A Parent in Prison, a Void at Home

Chicagoan Shaun Carr has worked to care for daughters Kyra, 10, left, and Heaven, 12, and their two siblings since his wife was imprisoned five years ago. He is forming a support group for men with incarcerated spouses.
Chicagoan Shaun Carr has worked to care for daughters Kyra, 10, left, and Heaven, 12, and their two siblings since his wife was imprisoned five years ago. He is forming a support group for men with incarcerated spouses. (By Kari Lydersen -- The Washington Post)
By Kari Lydersen
Washington Post Staff Writer
Monday, May 28, 2007

CHICAGO, May 27 -- When 12-year-old Heaven Carr wakes up, her mother is not there to make her breakfast. As the school year ends, Heaven is already sad that her mother will not be around to do the back-to-school shopping come August.
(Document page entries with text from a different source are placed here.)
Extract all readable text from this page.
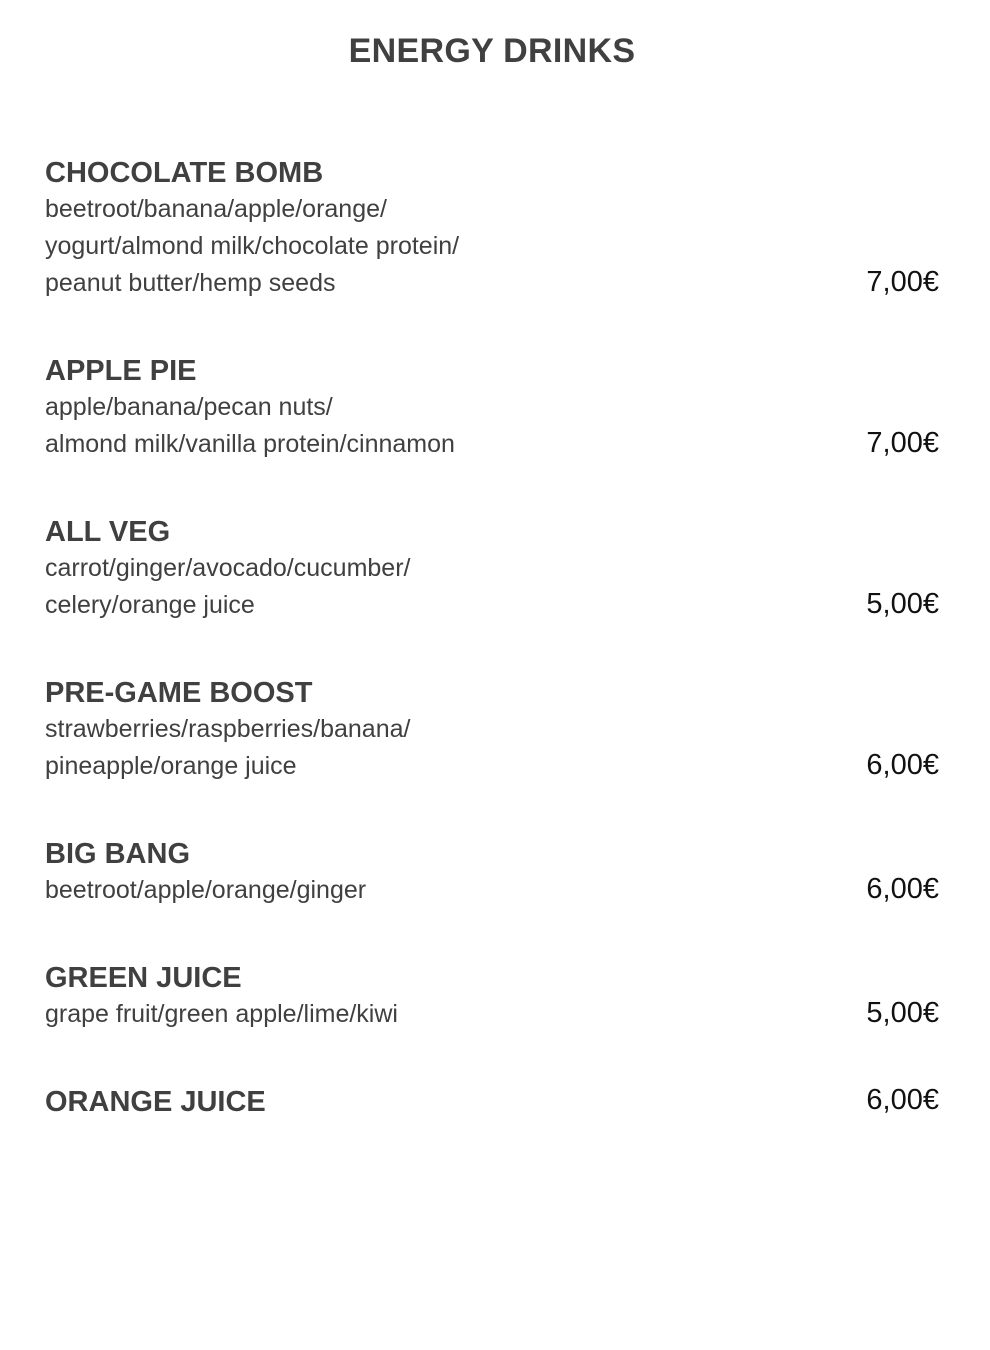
ENERGY DRINKS
CHOCOLATE BOMB
beetroot/banana/apple/orange/
yogurt/almond milk/chocolate protein/
peanut butter/hemp seeds	7,00€
APPLE PIE
apple/banana/pecan nuts/
almond milk/vanilla protein/cinnamon	7,00€
ALL VEG
carrot/ginger/avocado/cucumber/
celery/orange juice	5,00€
PRE-GAME BOOST
strawberries/raspberries/banana/
pineapple/orange juice	6,00€
BIG BANG
beetroot/apple/orange/ginger	6,00€
GREEN JUICE
grape fruit/green apple/lime/kiwi	5,00€
ORANGE JUICE	6,00€
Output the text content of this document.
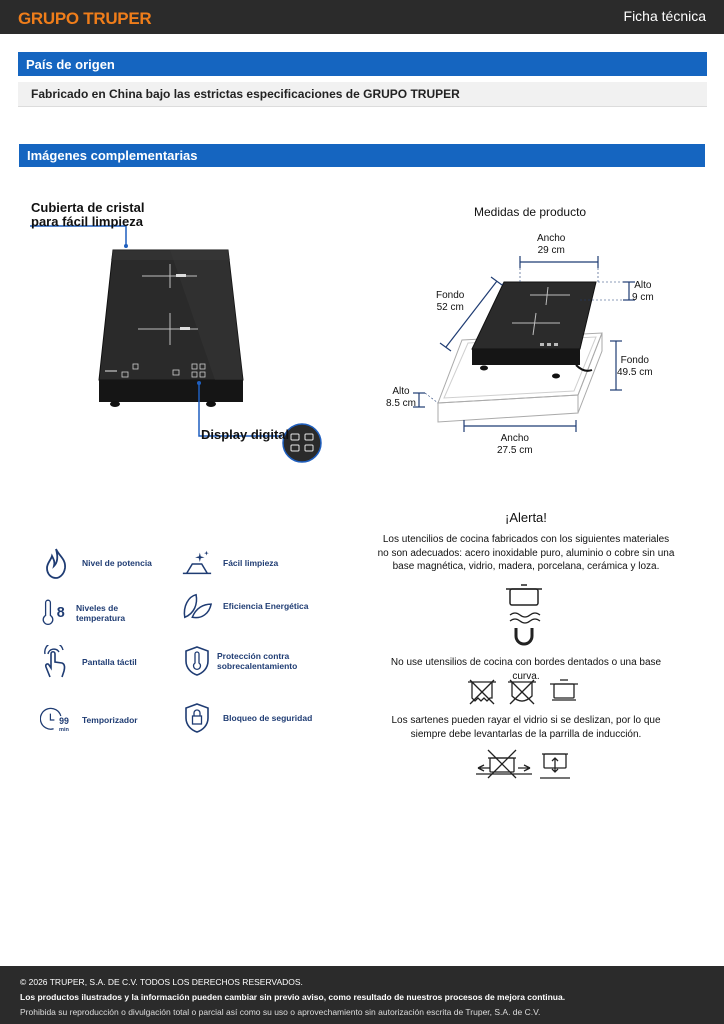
GRUPO TRUPER	Ficha técnica
País de origen
Fabricado en China bajo las estrictas especificaciones de GRUPO TRUPER
Imágenes complementarias
Cubierta de cristal
para fácil limpieza
Display digital
Medidas de producto
Ancho
29 cm
Fondo
52 cm
Alto
9 cm
Fondo
49.5 cm
Alto
8.5 cm
Ancho
27.5 cm
Nivel de potencia	Fácil limpieza
8 Niveles de
temperatura
Eficiencia Energética
Pantalla táctil
Protección contra
sobrecalentamiento
99
min
Temporizador	Bloqueo de seguridad
¡Alerta!
Los utencilios de cocina fabricados con los siguientes materiales
no son adecuados: acero inoxidable puro, aluminio o cobre sin una
base magnética, vidrio, madera, porcelana, cerámica y loza.
No use utensilios de cocina con bordes dentados o una base curva.
Los sartenes pueden rayar el vidrio si se deslizan, por lo que
siempre debe levantarlas de la parrilla de inducción.
© 2026 TRUPER, S.A. DE C.V. TODOS LOS DERECHOS RESERVADOS.
Los productos ilustrados y la información pueden cambiar sin previo aviso, como resultado de nuestros procesos de mejora continua.
Prohibida su reproducción o divulgación total o parcial así como su uso o aprovechamiento sin autorización escrita de Truper, S.A. de C.V.
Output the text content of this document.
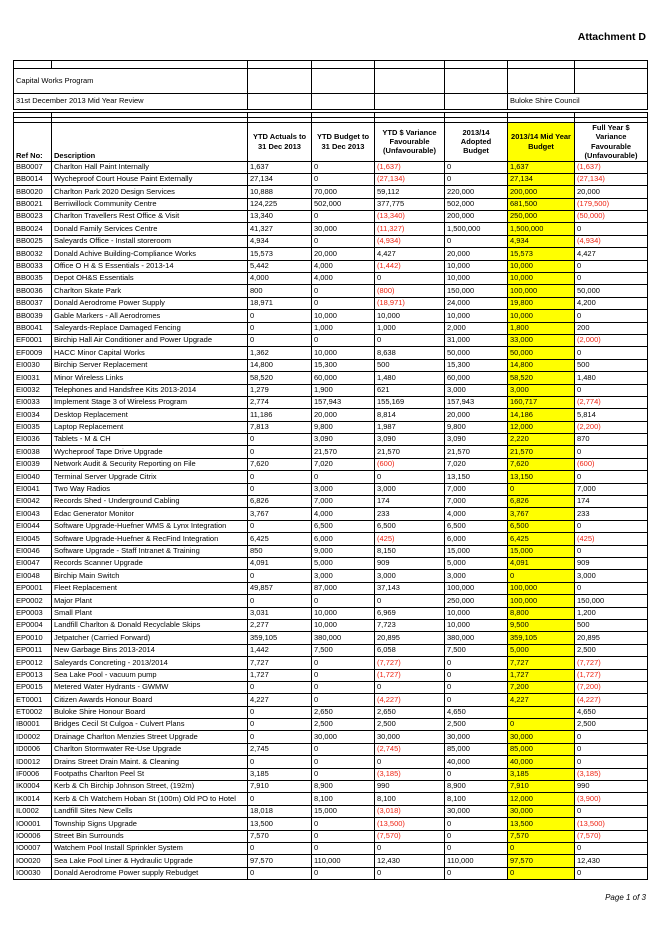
Attachment D

Capital Works Program							
31st December 2013 Mid Year Review						Buloke Shire Council	

Ref No:	Description	YTD Actuals to 31 Dec 2013	YTD Budget to 31 Dec 2013	YTD $ Variance Favourable (Unfavourable)	2013/14 Adopted Budget	2013/14 Mid Year Budget	Full Year $ Variance Favourable (Unfavourable)
BB0007	Charlton Hall Paint Internally	1,637	0	(1,637)	0	1,637	(1,637)
BB0014	Wycheproof Court House Paint Externally	27,134	0	(27,134)	0	27,134	(27,134)
BB0020	Charlton Park 2020 Design Services	10,888	70,000	59,112	220,000	200,000	20,000
BB0021	Berriwillock Community Centre	124,225	502,000	377,775	502,000	681,500	(179,500)
BB0023	Charlton Travellers Rest Office & Visit	13,340	0	(13,340)	200,000	250,000	(50,000)
BB0024	Donald Family Services Centre	41,327	30,000	(11,327)	1,500,000	1,500,000	0
BB0025	Saleyards Office - Install storeroom	4,934	0	(4,934)	0	4,934	(4,934)
BB0032	Donald Achive Building-Compliance Works	15,573	20,000	4,427	20,000	15,573	4,427
BB0033	Office O H & S Essentials - 2013-14	5,442	4,000	(1,442)	10,000	10,000	0
BB0035	Depot OH&S Essentials	4,000	4,000	0	10,000	10,000	0
BB0036	Charlton Skate Park	800	0	(800)	150,000	100,000	50,000
BB0037	Donald Aerodrome Power Supply	18,971	0	(18,971)	24,000	19,800	4,200
BB0039	Gable Markers - All Aerodromes	0	10,000	10,000	10,000	10,000	0
BB0041	Saleyards-Replace Damaged Fencing	0	1,000	1,000	2,000	1,800	200
EF0001	Birchip Hall Air Conditioner and Power Upgrade	0	0	0	31,000	33,000	(2,000)
EF0009	HACC Minor Capital Works	1,362	10,000	8,638	50,000	50,000	0
EI0030	Birchip Server Replacement	14,800	15,300	500	15,300	14,800	500
EI0031	Minor Wireless Links	58,520	60,000	1,480	60,000	58,520	1,480
EI0032	Telephones and Handsfree Kits 2013-2014	1,279	1,900	621	3,000	3,000	0
EI0033	Implement Stage 3 of Wireless Program	2,774	157,943	155,169	157,943	160,717	(2,774)
EI0034	Desktop Replacement	11,186	20,000	8,814	20,000	14,186	5,814
EI0035	Laptop Replacement	7,813	9,800	1,987	9,800	12,000	(2,200)
EI0036	Tablets - M & CH	0	3,090	3,090	3,090	2,220	870
EI0038	Wycheproof Tape Drive Upgrade	0	21,570	21,570	21,570	21,570	0
EI0039	Network Audit & Security Reporting on File	7,620	7,020	(600)	7,020	7,620	(600)
EI0040	Terminal Server Upgrade Citrix	0	0	0	13,150	13,150	0
EI0041	Two Way Radios	0	3,000	3,000	7,000	0	7,000
EI0042	Records Shed - Underground Cabling	6,826	7,000	174	7,000	6,826	174
EI0043	Edac Generator Monitor	3,767	4,000	233	4,000	3,767	233
EI0044	Software Upgrade-Huefner WMS & Lynx Integration	0	6,500	6,500	6,500	6,500	0
EI0045	Software Upgrade-Huefner & RecFind Integration	6,425	6,000	(425)	6,000	6,425	(425)
EI0046	Software Upgrade - Staff Intranet & Training	850	9,000	8,150	15,000	15,000	0
EI0047	Records Scanner Upgrade	4,091	5,000	909	5,000	4,091	909
EI0048	Birchip Main Switch	0	3,000	3,000	3,000	0	3,000
EP0001	Fleet Replacement	49,857	87,000	37,143	100,000	100,000	0
EP0002	Major Plant	0	0	0	250,000	100,000	150,000
EP0003	Small Plant	3,031	10,000	6,969	10,000	8,800	1,200
EP0004	Landfill Charlton & Donald Recyclable Skips	2,277	10,000	7,723	10,000	9,500	500
EP0010	Jetpatcher (Carried Forward)	359,105	380,000	20,895	380,000	359,105	20,895
EP0011	New Garbage Bins 2013-2014	1,442	7,500	6,058	7,500	5,000	2,500
EP0012	Saleyards Concreting - 2013/2014	7,727	0	(7,727)	0	7,727	(7,727)
EP0013	Sea Lake Pool - vacuum pump	1,727	0	(1,727)	0	1,727	(1,727)
EP0015	Metered Water Hydrants - GWMW	0	0	0	0	7,200	(7,200)
ET0001	Citizen Awards Honour Board	4,227	0	(4,227)	0	4,227	(4,227)
ET0002	Buloke Shire Honour Board	0	2,650	2,650	4,650		4,650
IB0001	Bridges Cecil St Culgoa - Culvert Plans	0	2,500	2,500	2,500	0	2,500
ID0002	Drainage Charlton Menzies Street Upgrade	0	30,000	30,000	30,000	30,000	0
ID0006	Charlton Stormwater Re-Use Upgrade	2,745	0	(2,745)	85,000	85,000	0
ID0012	Drains Street Drain Maint. & Cleaning	0	0	0	40,000	40,000	0
IF0006	Footpaths Charlton Peel St	3,185	0	(3,185)	0	3,185	(3,185)
IK0004	Kerb & Ch Birchip Johnson Street, (192m)	7,910	8,900	990	8,900	7,910	990
IK0014	Kerb & Ch Watchem Hoban St (100m) Old PO to Hotel	0	8,100	8,100	8,100	12,000	(3,900)
IL0002	Landfill Sites New Cells	18,018	15,000	(3,018)	30,000	30,000	0
IO0001	Township Signs Upgrade	13,500	0	(13,500)	0	13,500	(13,500)
IO0006	Street Bin Surrounds	7,570	0	(7,570)	0	7,570	(7,570)
IO0007	Watchem Pool Install Sprinkler System	0	0	0	0	0	0
IO0020	Sea Lake Pool Liner & Hydraulic Upgrade	97,570	110,000	12,430	110,000	97,570	12,430
IO0030	Donald Aerodrome Power supply Rebudget	0	0	0	0	0	0
Page 1 of 3
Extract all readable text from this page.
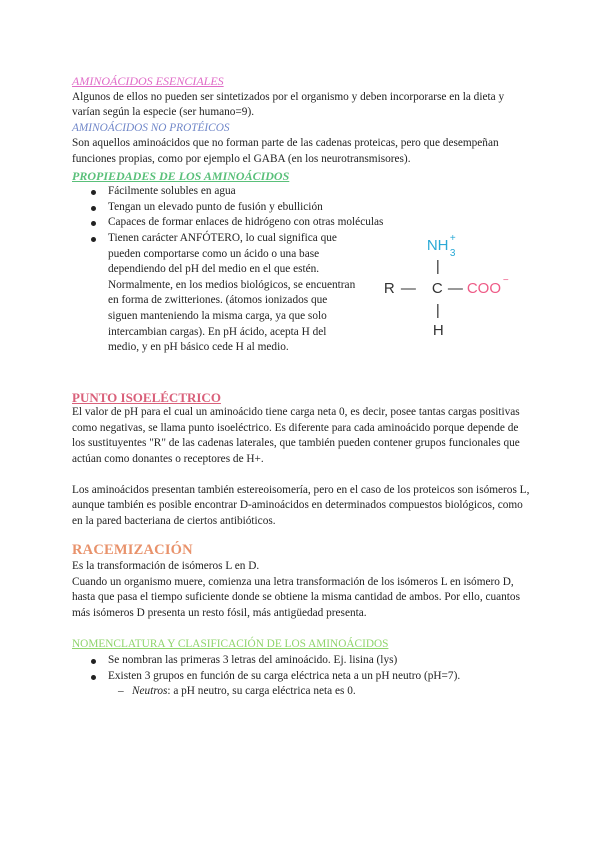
AMINOÁCIDOS ESENCIALES

Algunos de ellos no pueden ser sintetizados por el organismo y deben incorporarse en la dieta y varían según la especie (ser humano=9).

AMINOÁCIDOS NO PROTÉICOS

Son aquellos aminoácidos que no forman parte de las cadenas proteicas, pero que desempeñan funciones propias, como por ejemplo el GABA (en los neurotransmisores).

PROPIEDADES DE LOS AMINOÁCIDOS

Fácilmente solubles en agua
Tengan un elevado punto de fusión y ebullición
Capaces de formar enlaces de hidrógeno con otras moléculas
Tienen carácter ANFÓTERO, lo cual significa que pueden comportarse como un ácido o una base dependiendo del pH del medio en el que estén. Normalmente, en los medios biológicos, se encuentran en forma de zwitteriones. (átomos ionizados que siguen manteniendo la misma carga, ya que solo intercambian cargas). En pH ácido, acepta H del medio, y en pH básico cede H al medio.
NH 3
+
|
R — C — COO −
|
H

PUNTO ISOELÉCTRICO

El valor de pH para el cual un aminoácido tiene carga neta 0, es decir, posee tantas cargas positivas como negativas, se llama punto isoeléctrico. Es diferente para cada aminoácido porque depende de los sustituyentes "R" de las cadenas laterales, que también pueden contener grupos funcionales que actúan como donantes o receptores de H+.

Los aminoácidos presentan también estereoisomería, pero en el caso de los proteicos son isómeros L, aunque también es posible encontrar D-aminoácidos en determinados compuestos biológicos, como en la pared bacteriana de ciertos antibióticos.

RACEMIZACIÓN

Es la transformación de isómeros L en D.

Cuando un organismo muere, comienza una letra transformación de los isómeros L en isómero D, hasta que pasa el tiempo suficiente donde se obtiene la misma cantidad de ambos. Por ello, cuantos más isómeros D presenta un resto fósil, más antigüedad presenta.

NOMENCLATURA Y CLASIFICACIÓN DE LOS AMINOÁCIDOS

Se nombran las primeras 3 letras del aminoácido. Ej. lisina (lys)
Existen 3 grupos en función de su carga eléctrica neta a un pH neutro (pH=7).
– Neutros: a pH neutro, su carga eléctrica neta es 0.
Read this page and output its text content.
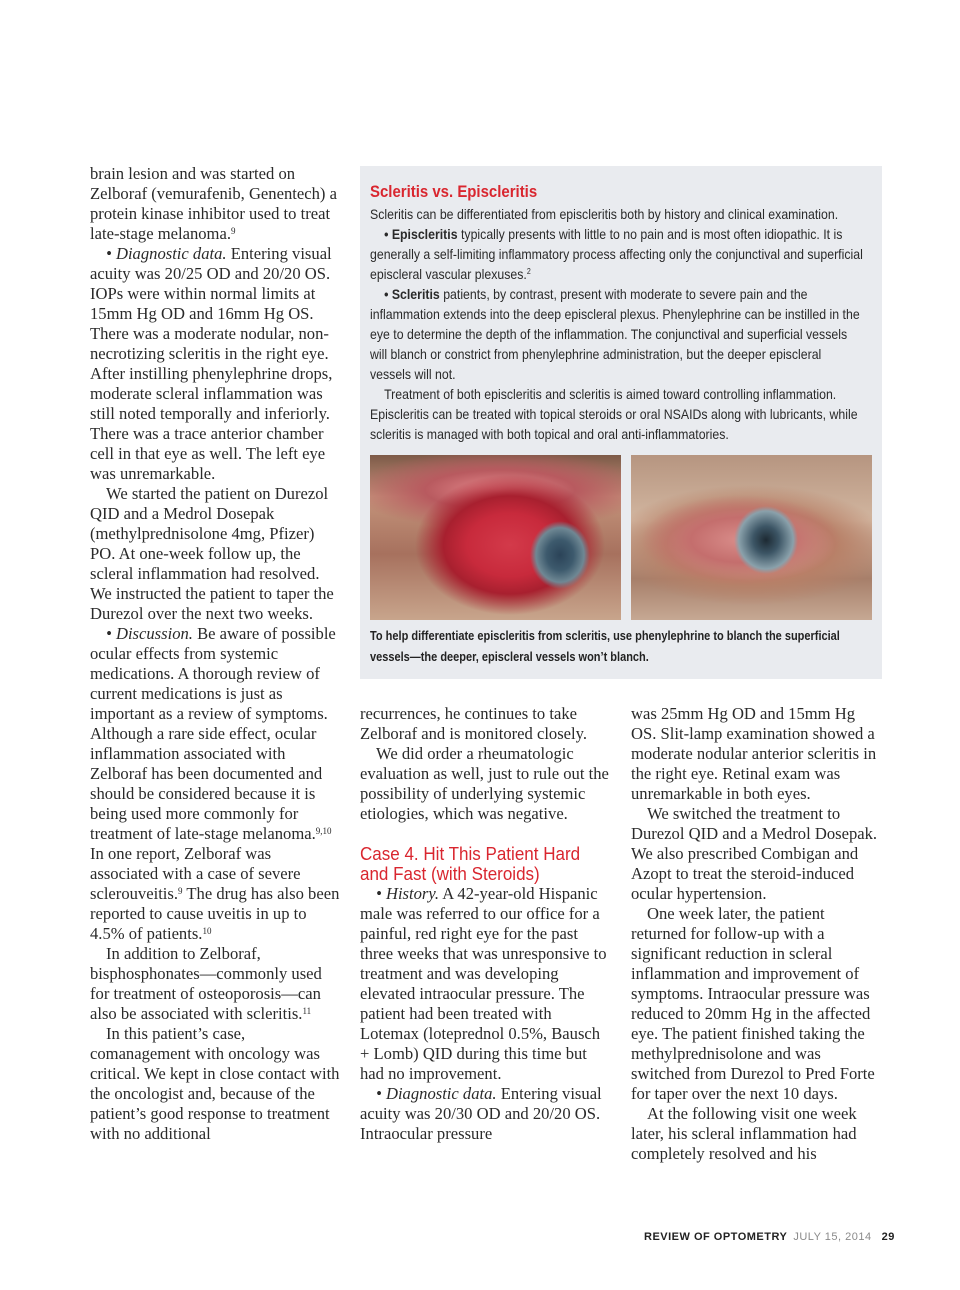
brain lesion and was started on Zelboraf (vemurafenib, Genentech) a protein kinase inhibitor used to treat late-stage melanoma.$^9$

• Diagnostic data. Entering visual acuity was 20/25 OD and 20/20 OS. IOPs were within normal limits at 15mm Hg OD and 16mm Hg OS. There was a moderate nodular, non-necrotizing scleritis in the right eye. After instilling phenylephrine drops, moderate scleral inflammation was still noted temporally and inferiorly. There was a trace anterior chamber cell in that eye as well. The left eye was unremarkable.

We started the patient on Durezol QID and a Medrol Dosepak (methylprednisolone 4mg, Pfizer) PO. At one-week follow up, the scleral inflammation had resolved. We instructed the patient to taper the Durezol over the next two weeks.

• Discussion. Be aware of possible ocular effects from systemic medications. A thorough review of current medications is just as important as a review of symptoms. Although a rare side effect, ocular inflammation associated with Zelboraf has been documented and should be considered because it is being used more commonly for treatment of late-stage melanoma.$^{9,10}$ In one report, Zelboraf was associated with a case of severe sclerouveitis.$^9$ The drug has also been reported to cause uveitis in up to 4.5% of patients.$^{10}$

In addition to Zelboraf, bisphosphonates—commonly used for treatment of osteoporosis—can also be associated with scleritis.$^{11}$

In this patient’s case, comanagement with oncology was critical. We kept in close contact with the oncologist and, because of the patient’s good response to treatment with no additional

Scleritis vs. Episcleritis

Scleritis can be differentiated from episcleritis both by history and clinical examination.

• Episcleritis typically presents with little to no pain and is most often idiopathic. It is generally a self-limiting inflammatory process affecting only the conjunctival and superficial episcleral vascular plexuses.$^2$

• Scleritis patients, by contrast, present with moderate to severe pain and the inflammation extends into the deep episcleral plexus. Phenylephrine can be instilled in the eye to determine the depth of the inflammation. The conjunctival and superficial vessels will blanch or constrict from phenylephrine administration, but the deeper episcleral vessels will not.

Treatment of both episcleritis and scleritis is aimed toward controlling inflammation. Episcleritis can be treated with topical steroids or oral NSAIDs along with lubricants, while scleritis is managed with both topical and oral anti-inflammatories.

To help differentiate episcleritis from scleritis, use phenylephrine to blanch the superficial vessels—the deeper, episcleral vessels won’t blanch.

recurrences, he continues to take Zelboraf and is monitored closely.

We did order a rheumatologic evaluation as well, just to rule out the possibility of underlying systemic etiologies, which was negative.

Case 4. Hit This Patient Hard and Fast (with Steroids)

• History. A 42-year-old Hispanic male was referred to our office for a painful, red right eye for the past three weeks that was unresponsive to treatment and was developing elevated intraocular pressure. The patient had been treated with Lotemax (loteprednol 0.5%, Bausch + Lomb) QID during this time but had no improvement.

• Diagnostic data. Entering visual acuity was 20/30 OD and 20/20 OS. Intraocular pressure

was 25mm Hg OD and 15mm Hg OS. Slit-lamp examination showed a moderate nodular anterior scleritis in the right eye. Retinal exam was unremarkable in both eyes.

We switched the treatment to Durezol QID and a Medrol Dosepak. We also prescribed Combigan and Azopt to treat the steroid-induced ocular hypertension.

One week later, the patient returned for follow-up with a significant reduction in scleral inflammation and improvement of symptoms. Intraocular pressure was reduced to 20mm Hg in the affected eye. The patient finished taking the methylprednisolone and was switched from Durezol to Pred Forte for taper over the next 10 days.

At the following visit one week later, his scleral inflammation had completely resolved and his

REVIEW OF OPTOMETRY JULY 15, 2014 29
Carr's mother, Elaine, has been behind bars for five years. Her father, Shaun, who was once jailed himself, does his best to pick up the slack, even as he runs a home remodeling business during the day and a cleaning service at night. But Heaven says it's not the same.

"There are no services for men in this position -- none," Shaun said. "You'd think that if a man decides to stay with his kids, people would embrace you and help you pull through. But it's the opposite."

The stakes are high for Heaven and her three siblings. Those who deal regularly with the incarcerated suggest that 50 to 70 percent of children of imprisoned parents will end up behind bars. Such children are also less likely to do well in school, a growing body of research suggests.

In the Chicago area, where there are an estimated 90,000 children of the imprisoned and paroled, a fledgling coalition of community groups and state politicians is developing strategies to create better lines of communication between children and their jailed parents, and to diminish the severe shortage of help.

The Chicago-based Community Renewal Society is working with legislators and state officials to expand family-oriented programs, to be run by nonprofits, in prisons.

"I'm so grateful they put a face on this issue," said Roberta Fews, deputy director of support services at the Illinois Department of Corrections. "We can't punish the children because their parent made a few bad decisions. We don't want to see the child go down the same path."

With all the goodwill, the problem is daunting. More than 2 million men and women are behind bars in the United States on any given day. Long distances and restrictive visiting hours can impede children trying to connect with imprisoned relatives, and most families are not aware of counseling or other services, according to the Community Renewal Society, a faith-based social justice organization founded in 1882.

"We're trying to build public will and recognition of what appears to be an intergenerational cycle where a parent is in prison, then the child is later found in the criminal justice system as well," the society's executive director, the Rev. Calvin S. Morris, said. "The tragedy has epic proportions, but it's not something readily known or understood."

Illinois Senate President Emil Jones Jr. has called for hearings on the subject, and town hall meetings in Chicago and rural areas throughout the state are planned. Shaun Carr is organizing a fathers' support group, to teach men parenting skills, cooking and other things. He also wants to organize birthday parties and picnics for children of the incarcerated.

"My daughter wants to be around kids in the same situation she's in, because she can't tell people at school about it and they don't understand," Carr said.

Other recommendations include financial support to help families visit prisons far from home; a reduction of the often-exorbitant charges for collect phone calls made from prison; and an extension of prison visiting hours.

"Prisoners tend to be housed further from home these days," said Marc Mauer, executive director of the Sentencing Project, a national advocacy group. "More and more prisons are built in rural areas, almost as a form of economic development."

That means Chicago public schools security guard Otis Gordon, 54, takes the family to see his wife in prison once every three months, since he doesn't have a car.

"We have to rely on the transportation program they provide," he said. "It's not easy making ends meet, getting to work at 4 a.m., paying all the bills. I'm still getting used to it."

Carr, 36, takes his children to see Elaine, 34, about once a month, with private trips on each child's birthday. With high gas prices this summer, he says, the three-hour drive from their suburban Chicago home will be hard to afford.

"We usually stay in a hotel so we can visit two or three days in a row, after driving all that way, but I don't know if we can do that now," he said.

Especially as the number of women in prison skyrockets, Mauer said, more attention is being paid to the effect on children.

"But there's more talk than action," he said. "In terms of funding to address the issue, it tends to be very limited and localized."